Hubo un tiempo, no hace mucho, en el que seguir la Teología de la Liberación era llevar la lápida colgada (aún hoy quedan estertores de discriminación, porque los seguidores también fueron muertos, acorralados, desaparecidos e invisibilizados).
Al sacerdote salvadoreño Octavio Ortiz no solo lo degollaron por evangelizar y educar en sectores vulnerables, de extrema pobreza, sino que para detener semejante labor insurrecta, contraria a lo que Dios manda -"siempre tendrán pobres"-, le pasaron la rueda de un tanque de guerra por el rostro.
Esas historias que nadie cuenta para las que se secó de repente la tinta de grandes medios escritos, los únicos que podían narrar lo que sucedía por allá de los años 60 a los 80, son calificadas hoy como desvaríos de personas poco influyentes. Sin embargo, influyente sí era el arzobispo de San Salvador, Arnulfo Romero, por oponerse al paramilitarismo que apoyaba al dictador Carlos Humberto Romero Mena.
Llegaron al extremo de asesinar al jerarca eclesiástico mientras oficiaba una misa el 24 de marzo de 1980. Dice la misma Biblia: "El que tenga oídos que oiga", pero eso es lo que ha dejado de hacer el católico común y corriente. Se le olvidó que si bien le hicieron una promesa, un cheque en blanco para la próxima vida, tiene que vivir primero esta.
Eminentes teólogos de Centroamérica se opusieron a la apertura del proceso de beatificación y canonización de Juan Pablo II por haber humillado a Romero. Ellos sí tienen memoria, porque ese santo súbito que tanto reclamaron una inmensidad de sotanas y cómodos europeos -que ni tienen idea de lo que sucedió en América Latina-, con su desprecio les sirvió a los asesinos en bandeja de plata al arzobispo.
Lo hizo cuando le recomendó que tenía que tender puentes con la dictadura, lo que equivalía a estar de su lado, en medio de las atrocidades de un conflicto que desangró a El Salvador. Aún cuando sabía que la dictadura de Romero Mena auspiciaba el asesinato de sacerdotes.

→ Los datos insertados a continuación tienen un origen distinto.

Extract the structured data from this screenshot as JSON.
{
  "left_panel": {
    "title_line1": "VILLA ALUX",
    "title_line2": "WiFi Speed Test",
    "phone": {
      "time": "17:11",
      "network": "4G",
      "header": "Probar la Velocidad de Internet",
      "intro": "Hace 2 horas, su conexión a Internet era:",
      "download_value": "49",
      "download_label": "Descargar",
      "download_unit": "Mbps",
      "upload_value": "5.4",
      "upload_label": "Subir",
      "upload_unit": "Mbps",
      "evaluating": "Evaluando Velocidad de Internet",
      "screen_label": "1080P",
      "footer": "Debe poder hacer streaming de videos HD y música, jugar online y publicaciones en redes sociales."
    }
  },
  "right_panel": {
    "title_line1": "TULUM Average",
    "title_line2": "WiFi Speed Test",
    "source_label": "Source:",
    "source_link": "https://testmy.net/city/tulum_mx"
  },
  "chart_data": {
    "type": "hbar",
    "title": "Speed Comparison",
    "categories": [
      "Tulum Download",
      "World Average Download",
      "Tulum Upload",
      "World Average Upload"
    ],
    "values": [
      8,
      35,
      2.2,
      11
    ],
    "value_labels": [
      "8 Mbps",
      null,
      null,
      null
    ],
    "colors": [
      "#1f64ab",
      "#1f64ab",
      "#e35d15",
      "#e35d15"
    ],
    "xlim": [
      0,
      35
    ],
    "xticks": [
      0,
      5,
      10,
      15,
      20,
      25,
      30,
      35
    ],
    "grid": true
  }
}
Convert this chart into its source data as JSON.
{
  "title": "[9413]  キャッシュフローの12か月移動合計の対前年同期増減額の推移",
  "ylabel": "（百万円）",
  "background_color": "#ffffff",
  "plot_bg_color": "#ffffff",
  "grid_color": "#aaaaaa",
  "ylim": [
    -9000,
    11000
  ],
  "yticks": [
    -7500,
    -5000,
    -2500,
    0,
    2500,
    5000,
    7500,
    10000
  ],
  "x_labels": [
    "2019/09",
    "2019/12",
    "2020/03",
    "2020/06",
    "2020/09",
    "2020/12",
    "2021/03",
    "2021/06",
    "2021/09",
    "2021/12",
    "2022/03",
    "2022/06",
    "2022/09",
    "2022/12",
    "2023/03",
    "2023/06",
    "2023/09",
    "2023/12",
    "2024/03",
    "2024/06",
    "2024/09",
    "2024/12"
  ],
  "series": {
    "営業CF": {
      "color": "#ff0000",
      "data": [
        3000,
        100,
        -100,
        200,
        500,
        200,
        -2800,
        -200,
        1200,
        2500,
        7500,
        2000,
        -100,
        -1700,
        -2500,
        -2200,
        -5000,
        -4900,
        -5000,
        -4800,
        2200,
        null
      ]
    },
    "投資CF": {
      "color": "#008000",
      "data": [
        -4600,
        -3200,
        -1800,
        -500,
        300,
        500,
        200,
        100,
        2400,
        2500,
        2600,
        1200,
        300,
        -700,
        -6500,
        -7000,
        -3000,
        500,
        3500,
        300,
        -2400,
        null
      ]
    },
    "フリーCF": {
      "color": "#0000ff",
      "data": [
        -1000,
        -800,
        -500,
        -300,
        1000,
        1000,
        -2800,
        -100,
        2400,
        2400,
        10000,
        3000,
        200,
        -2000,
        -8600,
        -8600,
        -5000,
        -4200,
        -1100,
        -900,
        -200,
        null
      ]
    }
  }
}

Un juego que no quiso jugar el arzobispo, quien con una desafiante carta al gobierno de Estados Unidos le pidió suspender la ayuda militar a su país por los motivos que todos los que estaban atentos sí conocían: esas armas mataban civiles inocentes en vez de guerrilleros.
El santo súbito fue elevado a los altares en tiempo récord, mientras que la sordera durante su papado fue una constante frente al asesinato no solo del arzobispo Romero sino de varios sacerdotes bajo la consigna paraestatal: "Haz patria mata un cura".